‘Mirai no Omoide’ offers rare glimpse into life of Fujiko F. Fujio

Mirai no Omoide (“Remembrance of the Future”) created by Fujiko F. Fujio and published by Shogakukan

Mirai no Omoide (Remembrance of the Future)
by Fujiko F. Fujio(Shogakukan)

For today’s article, I was preparing to introduce the latest “mangaka manga,” which is to say a manga that depicts a mangaka, or else the drawing of manga. But then I changed my mind and decided instead to introduce another manga, “Mirai no Omoide” (“Remembrance of the Future”) by Fujiko F. Fujio, published in 1992. Generally, this column introduces new publications, so apologies for breaking the rules by taking up a work from the past.

As you may know, Fujiko F. Fujio (1933-1996), whose real name was Hiroshi Fujimoto, is one of the two mangaka who together created many popular manga for children under the joint pen name Fujiko Fujio. The other mangaka was Fujiko Fujio A (1934-2022), or Motoo Abiko.

I think no one will disagree that the bible of “mangaka manga” is “Manga Michi” (The manga way) by Fujiko Fujio A. It is an autobiographical work (with some fiction mixed in) about the younger days of the two mangaka and their collaboration. “Manga Michi” is also the most important record of life at Tokiwaso, a legendary apartment building in Tokyo where many mangaka who would later become famous resided when young. The manga is even being rereleased as a special edition in 10 volumes.

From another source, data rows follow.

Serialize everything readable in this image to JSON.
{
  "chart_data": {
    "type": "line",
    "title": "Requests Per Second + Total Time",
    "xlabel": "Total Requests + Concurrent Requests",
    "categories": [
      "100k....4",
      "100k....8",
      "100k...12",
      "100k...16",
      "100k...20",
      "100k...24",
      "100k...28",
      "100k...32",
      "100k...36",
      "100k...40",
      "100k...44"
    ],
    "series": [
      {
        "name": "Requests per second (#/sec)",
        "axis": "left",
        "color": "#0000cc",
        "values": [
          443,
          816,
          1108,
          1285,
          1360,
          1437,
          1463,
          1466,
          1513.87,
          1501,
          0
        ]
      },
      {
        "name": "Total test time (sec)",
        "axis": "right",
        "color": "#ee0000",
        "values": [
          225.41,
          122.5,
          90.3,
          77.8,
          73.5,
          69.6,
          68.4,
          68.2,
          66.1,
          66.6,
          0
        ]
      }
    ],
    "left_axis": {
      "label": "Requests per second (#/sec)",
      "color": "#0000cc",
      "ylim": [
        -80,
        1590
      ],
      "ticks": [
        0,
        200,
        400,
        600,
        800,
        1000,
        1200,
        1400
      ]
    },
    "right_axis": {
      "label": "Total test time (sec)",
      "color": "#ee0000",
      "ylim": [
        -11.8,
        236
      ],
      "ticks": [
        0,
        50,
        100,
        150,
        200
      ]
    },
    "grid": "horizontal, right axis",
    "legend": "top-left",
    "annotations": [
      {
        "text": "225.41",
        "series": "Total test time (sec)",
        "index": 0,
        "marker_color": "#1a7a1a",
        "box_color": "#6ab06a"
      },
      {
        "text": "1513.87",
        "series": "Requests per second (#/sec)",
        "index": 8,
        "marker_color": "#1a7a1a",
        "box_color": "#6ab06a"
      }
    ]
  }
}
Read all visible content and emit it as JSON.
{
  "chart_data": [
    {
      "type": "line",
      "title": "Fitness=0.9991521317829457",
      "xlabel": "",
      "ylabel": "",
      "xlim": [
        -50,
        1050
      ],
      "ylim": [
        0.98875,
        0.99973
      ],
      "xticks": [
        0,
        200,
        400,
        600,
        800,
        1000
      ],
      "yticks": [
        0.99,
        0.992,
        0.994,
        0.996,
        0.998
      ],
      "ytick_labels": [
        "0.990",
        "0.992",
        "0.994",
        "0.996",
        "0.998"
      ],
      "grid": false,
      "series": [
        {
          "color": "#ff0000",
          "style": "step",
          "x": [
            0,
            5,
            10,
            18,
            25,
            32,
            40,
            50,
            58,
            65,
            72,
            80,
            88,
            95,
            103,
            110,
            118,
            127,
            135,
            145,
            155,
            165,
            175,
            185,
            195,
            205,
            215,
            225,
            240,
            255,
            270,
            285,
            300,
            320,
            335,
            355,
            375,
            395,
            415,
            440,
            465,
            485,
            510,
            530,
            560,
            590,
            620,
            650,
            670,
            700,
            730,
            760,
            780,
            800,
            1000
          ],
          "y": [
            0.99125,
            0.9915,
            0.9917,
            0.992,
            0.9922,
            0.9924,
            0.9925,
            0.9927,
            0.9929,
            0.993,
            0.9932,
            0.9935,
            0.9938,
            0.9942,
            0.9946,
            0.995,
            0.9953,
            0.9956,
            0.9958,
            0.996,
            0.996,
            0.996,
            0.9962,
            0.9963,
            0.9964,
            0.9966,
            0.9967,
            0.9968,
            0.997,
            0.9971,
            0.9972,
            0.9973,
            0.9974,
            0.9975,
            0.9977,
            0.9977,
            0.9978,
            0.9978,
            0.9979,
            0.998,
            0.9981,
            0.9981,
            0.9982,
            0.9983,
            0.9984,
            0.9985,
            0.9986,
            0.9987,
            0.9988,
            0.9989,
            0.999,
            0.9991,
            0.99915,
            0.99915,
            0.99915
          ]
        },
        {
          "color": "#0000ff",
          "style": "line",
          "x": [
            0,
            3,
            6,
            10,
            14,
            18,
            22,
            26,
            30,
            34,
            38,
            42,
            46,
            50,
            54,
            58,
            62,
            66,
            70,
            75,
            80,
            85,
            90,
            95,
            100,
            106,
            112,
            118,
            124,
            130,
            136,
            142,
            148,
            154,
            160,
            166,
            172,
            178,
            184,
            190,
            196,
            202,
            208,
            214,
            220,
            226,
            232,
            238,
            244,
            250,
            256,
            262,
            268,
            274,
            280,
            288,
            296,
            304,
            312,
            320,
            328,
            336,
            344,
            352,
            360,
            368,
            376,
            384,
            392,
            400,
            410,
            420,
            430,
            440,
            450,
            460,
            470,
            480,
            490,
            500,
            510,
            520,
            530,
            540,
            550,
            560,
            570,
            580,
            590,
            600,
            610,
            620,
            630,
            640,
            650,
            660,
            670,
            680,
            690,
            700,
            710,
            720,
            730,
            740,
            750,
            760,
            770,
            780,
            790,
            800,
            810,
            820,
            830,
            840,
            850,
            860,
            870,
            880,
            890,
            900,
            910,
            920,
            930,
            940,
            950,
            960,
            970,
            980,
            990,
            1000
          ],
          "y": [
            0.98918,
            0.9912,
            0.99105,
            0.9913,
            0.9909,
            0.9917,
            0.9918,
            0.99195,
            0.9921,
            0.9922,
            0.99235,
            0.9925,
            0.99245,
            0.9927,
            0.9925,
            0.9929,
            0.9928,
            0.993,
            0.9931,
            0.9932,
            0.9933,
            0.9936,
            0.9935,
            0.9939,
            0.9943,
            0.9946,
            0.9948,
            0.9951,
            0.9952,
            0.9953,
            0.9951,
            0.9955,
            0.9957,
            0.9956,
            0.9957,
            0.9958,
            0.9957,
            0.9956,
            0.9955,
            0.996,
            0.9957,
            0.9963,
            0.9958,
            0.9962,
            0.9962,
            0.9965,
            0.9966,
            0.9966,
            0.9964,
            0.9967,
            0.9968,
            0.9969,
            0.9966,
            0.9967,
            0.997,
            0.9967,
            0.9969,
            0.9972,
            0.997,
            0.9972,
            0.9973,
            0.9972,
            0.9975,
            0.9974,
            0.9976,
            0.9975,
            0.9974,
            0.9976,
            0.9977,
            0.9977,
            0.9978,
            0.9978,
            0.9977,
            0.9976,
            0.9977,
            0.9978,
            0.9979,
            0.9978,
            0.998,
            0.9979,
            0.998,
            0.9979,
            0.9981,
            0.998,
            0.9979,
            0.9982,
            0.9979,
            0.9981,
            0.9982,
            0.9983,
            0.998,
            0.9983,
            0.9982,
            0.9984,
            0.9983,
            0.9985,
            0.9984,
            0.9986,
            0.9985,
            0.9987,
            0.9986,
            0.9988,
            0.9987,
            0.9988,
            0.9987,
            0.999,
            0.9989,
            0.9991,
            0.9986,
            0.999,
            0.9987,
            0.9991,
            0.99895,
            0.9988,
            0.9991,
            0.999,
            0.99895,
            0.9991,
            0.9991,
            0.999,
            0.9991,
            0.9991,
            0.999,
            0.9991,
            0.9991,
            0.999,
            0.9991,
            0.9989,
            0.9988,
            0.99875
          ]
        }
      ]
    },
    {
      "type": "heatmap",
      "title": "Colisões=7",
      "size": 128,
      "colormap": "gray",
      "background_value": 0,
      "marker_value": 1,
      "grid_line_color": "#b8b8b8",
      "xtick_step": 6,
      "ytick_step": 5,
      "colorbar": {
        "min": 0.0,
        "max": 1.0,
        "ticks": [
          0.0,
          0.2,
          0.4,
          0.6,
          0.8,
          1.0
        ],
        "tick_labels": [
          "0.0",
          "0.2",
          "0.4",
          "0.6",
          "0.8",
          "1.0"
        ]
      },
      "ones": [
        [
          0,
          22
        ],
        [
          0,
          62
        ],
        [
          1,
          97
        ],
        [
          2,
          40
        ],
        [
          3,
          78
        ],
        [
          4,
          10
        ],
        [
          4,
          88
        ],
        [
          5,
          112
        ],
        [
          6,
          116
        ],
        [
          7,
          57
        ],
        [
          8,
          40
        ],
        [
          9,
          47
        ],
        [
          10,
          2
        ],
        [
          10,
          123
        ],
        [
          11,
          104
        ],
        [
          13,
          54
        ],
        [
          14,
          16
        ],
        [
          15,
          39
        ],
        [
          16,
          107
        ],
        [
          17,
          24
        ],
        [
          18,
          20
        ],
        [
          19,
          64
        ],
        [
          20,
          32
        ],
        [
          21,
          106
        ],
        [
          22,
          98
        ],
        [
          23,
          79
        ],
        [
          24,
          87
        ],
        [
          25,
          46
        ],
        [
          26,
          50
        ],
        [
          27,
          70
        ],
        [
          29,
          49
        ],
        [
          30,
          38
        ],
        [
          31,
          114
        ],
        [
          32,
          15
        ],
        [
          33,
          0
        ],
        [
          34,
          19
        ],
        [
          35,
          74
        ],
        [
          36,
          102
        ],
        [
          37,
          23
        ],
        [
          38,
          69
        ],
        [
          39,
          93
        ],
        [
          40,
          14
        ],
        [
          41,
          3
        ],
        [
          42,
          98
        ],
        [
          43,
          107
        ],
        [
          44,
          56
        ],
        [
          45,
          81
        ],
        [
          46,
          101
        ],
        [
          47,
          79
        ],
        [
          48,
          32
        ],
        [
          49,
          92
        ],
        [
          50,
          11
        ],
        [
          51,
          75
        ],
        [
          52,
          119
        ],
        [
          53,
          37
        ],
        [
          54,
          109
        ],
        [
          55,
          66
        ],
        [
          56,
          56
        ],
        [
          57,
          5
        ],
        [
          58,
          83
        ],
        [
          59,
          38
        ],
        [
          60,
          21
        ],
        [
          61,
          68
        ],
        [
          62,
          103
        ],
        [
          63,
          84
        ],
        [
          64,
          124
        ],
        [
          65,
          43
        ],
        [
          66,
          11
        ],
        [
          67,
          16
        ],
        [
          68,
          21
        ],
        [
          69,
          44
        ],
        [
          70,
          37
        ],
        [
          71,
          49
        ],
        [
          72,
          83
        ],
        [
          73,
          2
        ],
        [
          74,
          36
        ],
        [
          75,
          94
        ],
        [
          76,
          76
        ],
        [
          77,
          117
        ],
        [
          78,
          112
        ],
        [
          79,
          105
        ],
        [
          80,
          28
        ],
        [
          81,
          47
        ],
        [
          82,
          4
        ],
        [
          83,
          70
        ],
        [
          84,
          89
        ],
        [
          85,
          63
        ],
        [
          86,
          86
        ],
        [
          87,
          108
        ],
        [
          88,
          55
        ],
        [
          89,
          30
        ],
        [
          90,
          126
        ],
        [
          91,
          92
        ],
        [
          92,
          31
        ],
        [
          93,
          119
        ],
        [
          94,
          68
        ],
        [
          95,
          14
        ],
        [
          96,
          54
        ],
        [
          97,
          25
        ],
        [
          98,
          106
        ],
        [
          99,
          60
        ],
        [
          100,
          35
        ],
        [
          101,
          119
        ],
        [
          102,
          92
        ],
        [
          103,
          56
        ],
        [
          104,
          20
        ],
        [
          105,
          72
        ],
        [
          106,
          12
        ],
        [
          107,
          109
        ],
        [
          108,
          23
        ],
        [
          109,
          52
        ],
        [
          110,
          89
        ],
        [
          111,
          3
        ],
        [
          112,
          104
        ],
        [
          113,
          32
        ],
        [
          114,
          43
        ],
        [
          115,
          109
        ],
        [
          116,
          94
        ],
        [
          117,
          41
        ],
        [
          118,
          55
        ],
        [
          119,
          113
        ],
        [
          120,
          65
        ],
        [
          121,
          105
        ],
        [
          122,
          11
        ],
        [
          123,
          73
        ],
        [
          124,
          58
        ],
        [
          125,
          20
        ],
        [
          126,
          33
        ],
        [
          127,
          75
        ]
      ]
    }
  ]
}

“Manga Michi” is drawn solely from the perspective of Fujiko Fujio A. However, very little autobiographical material remains from Fujiko F. Fujio. “Mirai no Omoide” is one of the few exceptions. It is also known as the last serialized work by Fujiko F. Fujio, apart from “Doraemon.” Upon rereading, however, certain parts of the story made me realize that this may be another “Manga Michi.”

In “Mirai no Omoide,” Rihito Nando, once a successful manga artist, has passed his prime and feels out of touch with the times. He thinks now is the time to draw manga that is uniquely his own, but his physical strength and energy have waned. If only I were 20 years younger, he laments.

Then Rihito suddenly dies while playing golf. When he comes to his senses, he finds that he has returned to his youth, before he made his professional debut. These are nostalgic days of heated discussions on manga with fellow aspiring mangaka, all living in a ramshackle apartment building. In this new chance at life, he hits it big, but then becomes so consumed by success that he loses sight of the joy of drawing manga. He seems to be stuck in a loop, repeating his life over and over again. Will Rihito, who dies and becomes a young man yet again, ever transform himself into an ideal mangaka?

Although the story is basically a time-loop sci-fi, it is clear that Rihito is the author’s alter ego. For example, the apartment building looks just like Tokiwaso, and Rihito smokes a pipe, just as Fujiko F. Fujio used to. “Manga Michi” ends with all the residents of Tokiwaso being recognized as peers by the great Osamu Tezuka. It depicts only the bright side of a story about a bunch of young people. By contrast, “Mirai no Omoide” is striking in that it depicts life after “Manga Michi” with a touch of bitterness. Fujiko F. Fujio, who was already in poor health at the time, might have foreseen that he had little time left. He died four years later, in 1996, at the age of 62.

Recently, an inordinate number of “mangaka manga,” depicting both real and fictional events, have been published. I feel this indicates the manga market has passed its historical peak, and we may be entering a period of reflection to prepare for the next era. At any rate, it is surprising that all the elements of a “mangaka manga” are already found in “Mirai no Omoide,” which came out more than 30 years ago. As a trailblazing work alongside “Manga Michi,” this manga still deserves a read today. The front cover shown in this column is from the original paper edition, but the work is also available as an e-book.